Volume 1

Capítulo 2: A governanta temerosa

Lilia costumava ser uma serva real do harém do Palácio Asura.

Além de seus deveres habituais como dama de companhia, a posição também exigia que atuasse como guarda: dela, esperava-se nada menos do que ímpeto e coragem para pegar em armas e defender seu mestre, se necessário. Leal, Lilia se dedicou inteiramente a seus deveres — e realizou seu trabalho como criada sem falhas ou erros.

Em se tratando de lutar, contudo, sua habilidade era, na melhor das hipóteses, minimamente adequada. Como resultado, a serva se viu superada quando um assassino atravessou uma adaga em sua coxa, inutilizando-a para atacar a princesa recém-nascida. A lâmina havia sido coberta com veneno, um do tipo destinado a matar membros da família real: uma toxina problemática que não poderia ser curada nem mesmo com magia purificadora.

Apesar da letalidade do veneno, suas feridas foram prontamente atendidas pela mais alta Magia de Cura, e as tentativas de neutralizar a toxina foram o suficiente para que Lilia sobrevivesse. Os efeitos colaterais dessa luta não a impediam de viver a vida cotidiana, mas deixaram sua marca — seu passo, antes rápido e ágil como o de uma serva eficiente, agora estava reduzido a um desajeitado cambalear.

Sua vida como guerreira chegara ao fim; o palácio dispensou-a prontamente de sua posição, e ela aceitou de forma serena. Fazia sentido perder a posição em um trabalho que não era mais capaz de realizar. Embora isso a deixasse incapaz de pagar suas despesas básicas, dada sua posição na corte, considerava-se com sorte por não ter sido executada em segredo. Assim, de forma fria e rápida como um corte certeiro, a então serva deixou para trás a vida na capital.

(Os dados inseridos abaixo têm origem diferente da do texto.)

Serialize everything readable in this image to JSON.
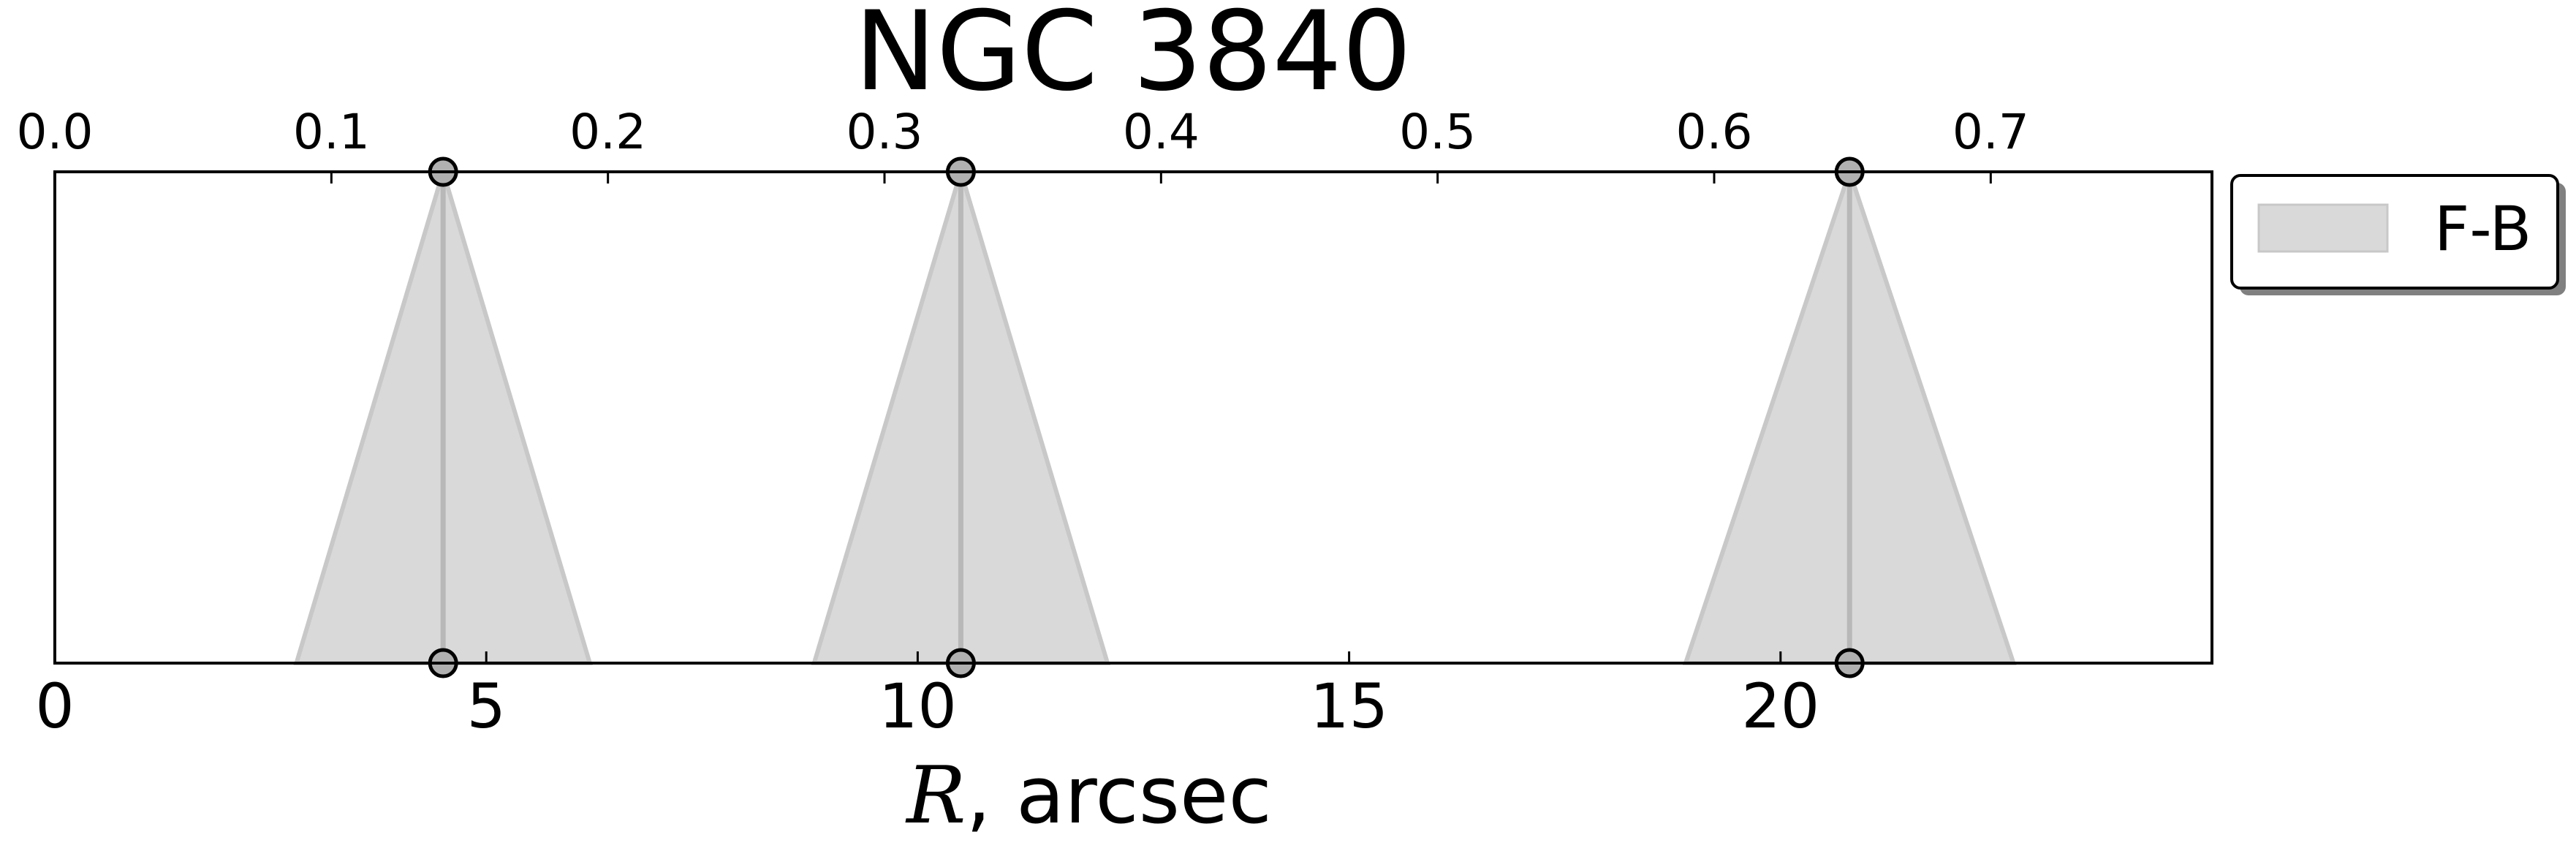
{
  "chart_data": {
    "type": "area",
    "title": "NGC 3840",
    "xlabel": {
      "var": "R",
      "rest": ", arcsec"
    },
    "xlim": [
      0,
      25
    ],
    "xticks": [
      0,
      5,
      10,
      15,
      20
    ],
    "x_top_lim": [
      0,
      0.78
    ],
    "x_top_ticks": [
      "0.0",
      "0.1",
      "0.2",
      "0.3",
      "0.4",
      "0.5",
      "0.6",
      "0.7"
    ],
    "grid": false,
    "legend": {
      "placement": "outside-top-right",
      "entries": [
        "F-B"
      ]
    },
    "series": [
      {
        "name": "F-B",
        "color": "#d9d9d9",
        "edge_color": "#c8c8c8",
        "slits": [
          {
            "center": 4.5,
            "half_width": 1.7
          },
          {
            "center": 10.5,
            "half_width": 1.7
          },
          {
            "center": 20.8,
            "half_width": 1.9
          }
        ]
      }
    ]
  }
}
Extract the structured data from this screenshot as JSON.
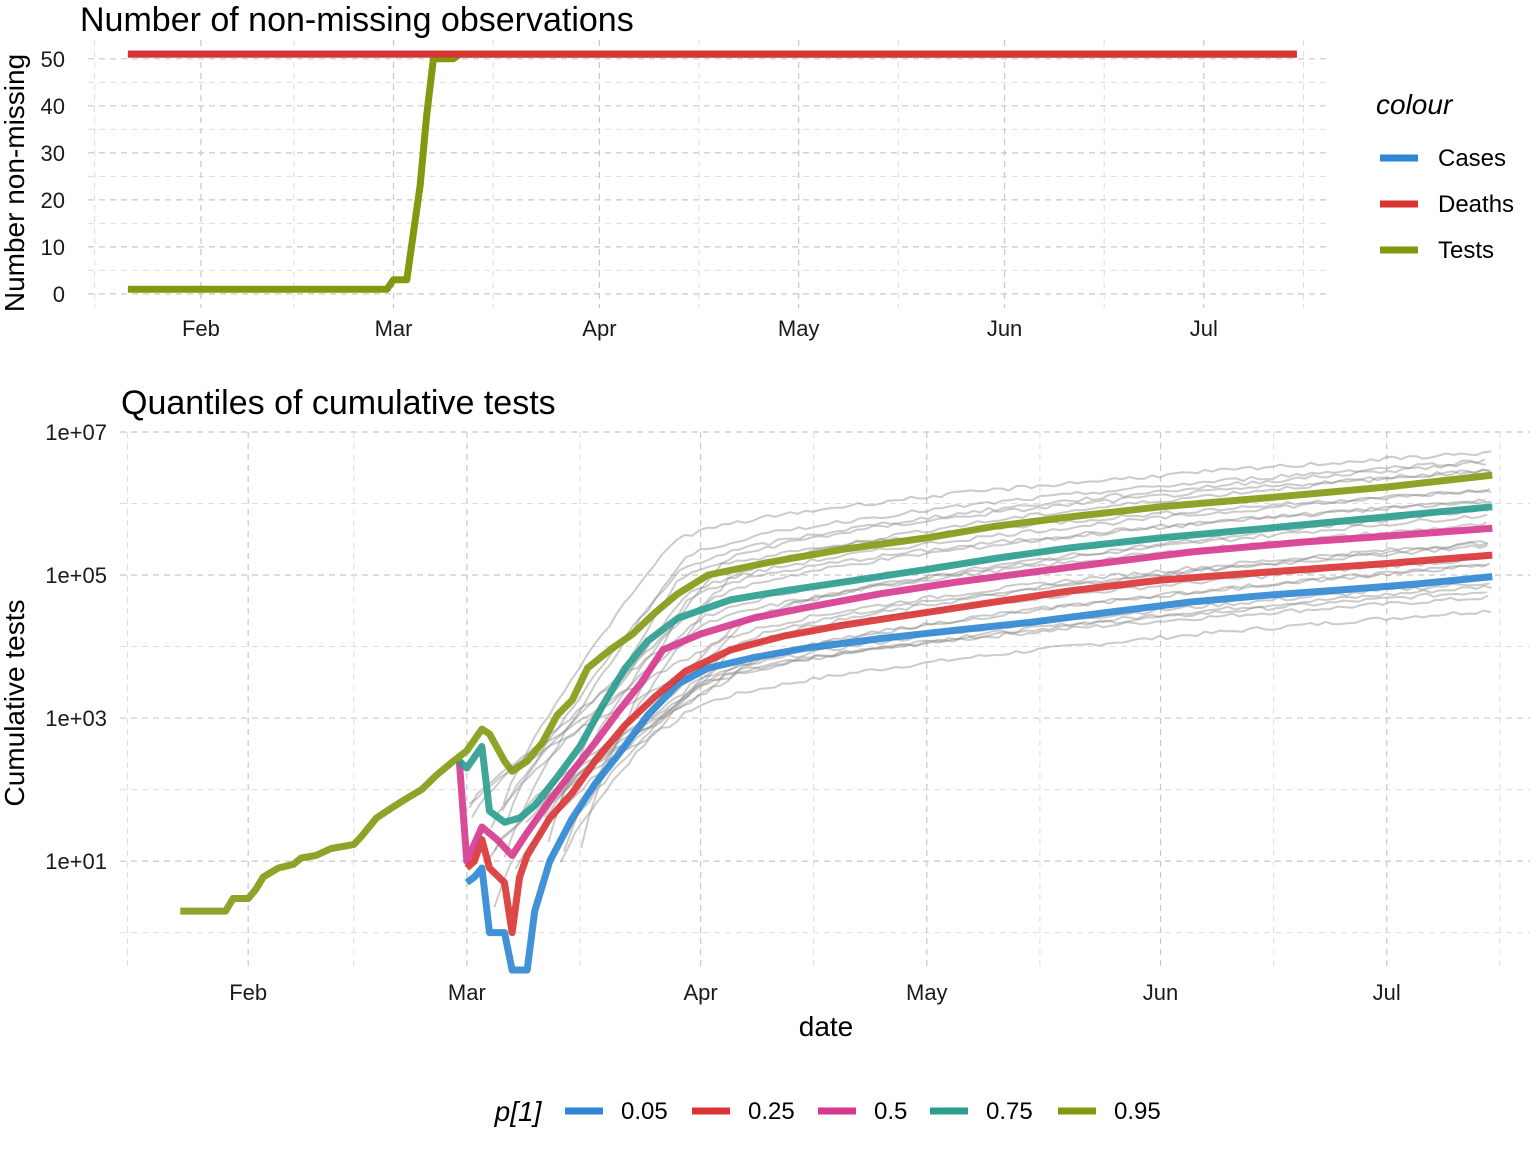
{
  "chart_data": [
    {
      "type": "line",
      "title": "Number of non-missing observations",
      "xlabel": "",
      "ylabel": "Number non-missing",
      "x_tick_labels": [
        "Feb",
        "Mar",
        "Apr",
        "May",
        "Jun",
        "Jul"
      ],
      "x_tick_dates": [
        "2020-02-01",
        "2020-03-01",
        "2020-04-01",
        "2020-05-01",
        "2020-06-01",
        "2020-07-01"
      ],
      "x_range": [
        "2020-01-15",
        "2020-07-20"
      ],
      "ylim": [
        -3,
        54
      ],
      "y_ticks": [
        0,
        10,
        20,
        30,
        40,
        50
      ],
      "grid": true,
      "legend": {
        "title": "colour",
        "position": "right"
      },
      "series": [
        {
          "name": "Cases",
          "color": "#2e86d4",
          "points": [
            [
              "2020-01-21",
              51
            ],
            [
              "2020-07-15",
              51
            ]
          ]
        },
        {
          "name": "Deaths",
          "color": "#d93333",
          "points": [
            [
              "2020-01-21",
              51
            ],
            [
              "2020-07-15",
              51
            ]
          ]
        },
        {
          "name": "Tests",
          "color": "#7f9a0f",
          "points": [
            [
              "2020-01-21",
              1
            ],
            [
              "2020-02-29",
              1
            ],
            [
              "2020-03-01",
              3
            ],
            [
              "2020-03-03",
              3
            ],
            [
              "2020-03-05",
              23
            ],
            [
              "2020-03-06",
              38
            ],
            [
              "2020-03-07",
              50
            ],
            [
              "2020-03-10",
              50
            ],
            [
              "2020-03-11",
              51
            ],
            [
              "2020-07-15",
              51
            ]
          ]
        }
      ]
    },
    {
      "type": "line",
      "title": "Quantiles of cumulative tests",
      "xlabel": "date",
      "ylabel": "Cumulative tests",
      "y_scale": "log10",
      "x_tick_labels": [
        "Feb",
        "Mar",
        "Apr",
        "May",
        "Jun",
        "Jul"
      ],
      "x_tick_dates": [
        "2020-02-01",
        "2020-03-01",
        "2020-04-01",
        "2020-05-01",
        "2020-06-01",
        "2020-07-01"
      ],
      "x_range": [
        "2020-01-15",
        "2020-07-20"
      ],
      "ylim": [
        0.3,
        10000000.0
      ],
      "y_ticks": [
        10,
        1000,
        100000,
        10000000
      ],
      "y_tick_labels": [
        "1e+01",
        "1e+03",
        "1e+05",
        "1e+07"
      ],
      "grid": true,
      "legend": {
        "title": "p[1]",
        "position": "bottom"
      },
      "background_lines": {
        "color": "#8c8c8c",
        "count": 24,
        "start_date_range": [
          "2020-03-01",
          "2020-03-17"
        ],
        "end_value_range": [
          40000,
          6000000
        ],
        "end_date": "2020-07-15"
      },
      "series": [
        {
          "name": "0.05",
          "color": "#2e86d4",
          "points": [
            [
              "2020-03-01",
              5
            ],
            [
              "2020-03-02",
              6
            ],
            [
              "2020-03-03",
              8
            ],
            [
              "2020-03-04",
              1
            ],
            [
              "2020-03-06",
              1
            ],
            [
              "2020-03-07",
              0.3
            ],
            [
              "2020-03-09",
              0.3
            ],
            [
              "2020-03-10",
              2
            ],
            [
              "2020-03-12",
              10
            ],
            [
              "2020-03-15",
              40
            ],
            [
              "2020-03-18",
              120
            ],
            [
              "2020-03-21",
              300
            ],
            [
              "2020-03-25",
              1100
            ],
            [
              "2020-03-29",
              3000
            ],
            [
              "2020-04-02",
              5000
            ],
            [
              "2020-04-08",
              7000
            ],
            [
              "2020-04-15",
              9500
            ],
            [
              "2020-04-25",
              13000
            ],
            [
              "2020-05-05",
              17000
            ],
            [
              "2020-05-15",
              22000
            ],
            [
              "2020-05-25",
              30000
            ],
            [
              "2020-06-05",
              42000
            ],
            [
              "2020-06-15",
              52000
            ],
            [
              "2020-06-25",
              62000
            ],
            [
              "2020-07-05",
              75000
            ],
            [
              "2020-07-15",
              95000
            ]
          ]
        },
        {
          "name": "0.25",
          "color": "#d93333",
          "points": [
            [
              "2020-03-01",
              8
            ],
            [
              "2020-03-02",
              10
            ],
            [
              "2020-03-03",
              20
            ],
            [
              "2020-03-04",
              8
            ],
            [
              "2020-03-06",
              5
            ],
            [
              "2020-03-07",
              1
            ],
            [
              "2020-03-08",
              6
            ],
            [
              "2020-03-09",
              12
            ],
            [
              "2020-03-12",
              40
            ],
            [
              "2020-03-15",
              90
            ],
            [
              "2020-03-18",
              250
            ],
            [
              "2020-03-22",
              800
            ],
            [
              "2020-03-26",
              2000
            ],
            [
              "2020-03-30",
              4500
            ],
            [
              "2020-04-05",
              9000
            ],
            [
              "2020-04-12",
              14000
            ],
            [
              "2020-04-20",
              20000
            ],
            [
              "2020-05-01",
              30000
            ],
            [
              "2020-05-10",
              42000
            ],
            [
              "2020-05-20",
              60000
            ],
            [
              "2020-06-01",
              85000
            ],
            [
              "2020-06-15",
              110000
            ],
            [
              "2020-07-01",
              145000
            ],
            [
              "2020-07-15",
              190000
            ]
          ]
        },
        {
          "name": "0.5",
          "color": "#d6388f",
          "points": [
            [
              "2020-02-29",
              250
            ],
            [
              "2020-03-01",
              10
            ],
            [
              "2020-03-03",
              30
            ],
            [
              "2020-03-05",
              20
            ],
            [
              "2020-03-07",
              12
            ],
            [
              "2020-03-09",
              25
            ],
            [
              "2020-03-12",
              70
            ],
            [
              "2020-03-15",
              180
            ],
            [
              "2020-03-18",
              450
            ],
            [
              "2020-03-21",
              1200
            ],
            [
              "2020-03-24",
              3000
            ],
            [
              "2020-03-27",
              9000
            ],
            [
              "2020-04-01",
              15000
            ],
            [
              "2020-04-08",
              25000
            ],
            [
              "2020-04-15",
              35000
            ],
            [
              "2020-04-25",
              55000
            ],
            [
              "2020-05-05",
              80000
            ],
            [
              "2020-05-15",
              110000
            ],
            [
              "2020-05-25",
              150000
            ],
            [
              "2020-06-05",
              210000
            ],
            [
              "2020-06-20",
              290000
            ],
            [
              "2020-07-01",
              350000
            ],
            [
              "2020-07-15",
              450000
            ]
          ]
        },
        {
          "name": "0.75",
          "color": "#2a9d8f",
          "points": [
            [
              "2020-02-29",
              250
            ],
            [
              "2020-03-01",
              200
            ],
            [
              "2020-03-03",
              400
            ],
            [
              "2020-03-04",
              50
            ],
            [
              "2020-03-06",
              35
            ],
            [
              "2020-03-08",
              40
            ],
            [
              "2020-03-10",
              60
            ],
            [
              "2020-03-13",
              150
            ],
            [
              "2020-03-16",
              400
            ],
            [
              "2020-03-19",
              1500
            ],
            [
              "2020-03-22",
              5000
            ],
            [
              "2020-03-25",
              12000
            ],
            [
              "2020-03-29",
              25000
            ],
            [
              "2020-04-05",
              45000
            ],
            [
              "2020-04-12",
              60000
            ],
            [
              "2020-04-20",
              80000
            ],
            [
              "2020-05-01",
              120000
            ],
            [
              "2020-05-10",
              170000
            ],
            [
              "2020-05-20",
              240000
            ],
            [
              "2020-06-01",
              330000
            ],
            [
              "2020-06-15",
              450000
            ],
            [
              "2020-07-01",
              650000
            ],
            [
              "2020-07-15",
              900000
            ]
          ]
        },
        {
          "name": "0.95",
          "color": "#7f9a0f",
          "points": [
            [
              "2020-01-23",
              2
            ],
            [
              "2020-01-29",
              2
            ],
            [
              "2020-01-30",
              3
            ],
            [
              "2020-02-01",
              3
            ],
            [
              "2020-02-02",
              4
            ],
            [
              "2020-02-03",
              6
            ],
            [
              "2020-02-05",
              8
            ],
            [
              "2020-02-07",
              9
            ],
            [
              "2020-02-08",
              11
            ],
            [
              "2020-02-10",
              12
            ],
            [
              "2020-02-12",
              15
            ],
            [
              "2020-02-15",
              17
            ],
            [
              "2020-02-16",
              22
            ],
            [
              "2020-02-18",
              40
            ],
            [
              "2020-02-20",
              55
            ],
            [
              "2020-02-22",
              75
            ],
            [
              "2020-02-24",
              100
            ],
            [
              "2020-02-26",
              160
            ],
            [
              "2020-02-28",
              240
            ],
            [
              "2020-03-01",
              350
            ],
            [
              "2020-03-03",
              700
            ],
            [
              "2020-03-04",
              600
            ],
            [
              "2020-03-06",
              250
            ],
            [
              "2020-03-07",
              180
            ],
            [
              "2020-03-09",
              250
            ],
            [
              "2020-03-11",
              450
            ],
            [
              "2020-03-13",
              1100
            ],
            [
              "2020-03-15",
              1800
            ],
            [
              "2020-03-17",
              5000
            ],
            [
              "2020-03-20",
              9000
            ],
            [
              "2020-03-23",
              15000
            ],
            [
              "2020-03-26",
              30000
            ],
            [
              "2020-03-29",
              55000
            ],
            [
              "2020-04-02",
              100000
            ],
            [
              "2020-04-10",
              150000
            ],
            [
              "2020-04-20",
              230000
            ],
            [
              "2020-05-01",
              330000
            ],
            [
              "2020-05-10",
              480000
            ],
            [
              "2020-05-20",
              650000
            ],
            [
              "2020-06-01",
              900000
            ],
            [
              "2020-06-15",
              1200000
            ],
            [
              "2020-07-01",
              1700000
            ],
            [
              "2020-07-15",
              2500000
            ]
          ]
        }
      ]
    }
  ]
}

O mentor por trás da tentativa de assassinato da princesa ainda estava foragido. Como uma pessoa familiarizada com o funcionamento interno do harém do palácio, Lilia sabia muito bem que era um alvo provável. Ou talvez — poderia o palácio tê-la libertado para servir de isca para o assassino?

Quando foi levada à corte pela primeira vez, ficou curiosa sobre o motivo de adotarem uma mulher de nascimento baixo como o seu; pensou que talvez procurassem alguém que pudesse ocupar uma posição discreta, e que pudesse ser descartado com facilidade.

Seja qual fosse o caso, para sua própria segurança, Lilia precisava ficar o mais longe possível da capital. Independentemente de o palácio a estar usando como isca, ela não tinha mais ordens e nada mais a segurava; estava despida de qualquer autoridade, desejo ou amarras.

A ex-serva não sentia mais nenhum senso de obrigação com sua antiga vida.

Depois de fazer uso de uma série de diligências, Lilia chegou à Região de Fittoa, uma vasta área agrícola localizada nas fronteiras do reino. Além da Cidadela¹ de Roa — a cidade onde residia o senhor local — a região era pouco mais que uma grande extensão de campos de trigo.

Foi ali que Lilia decidiu procurar uma nova ocupação.

Com sua perna comprometida, a carreira de lutadora estava completamente fora de questão. Ela ainda podia ensinar esgrima, mas preferia encontrar trabalho como assistente — sobretudo por causa do salário, que era mais robusto. Nas periferias do reino, muitas pessoas podiam empunhar uma lâmina e ensinar outras pessoas a fazer o mesmo; muito menos pessoas eram camareiras reais totalmente treinadas, capazes de supervisionar o funcionamento de uma casa inteira. Mesmo que o salário fosse menor do que esperava, qualquer dinheiro ainda era dinheiro.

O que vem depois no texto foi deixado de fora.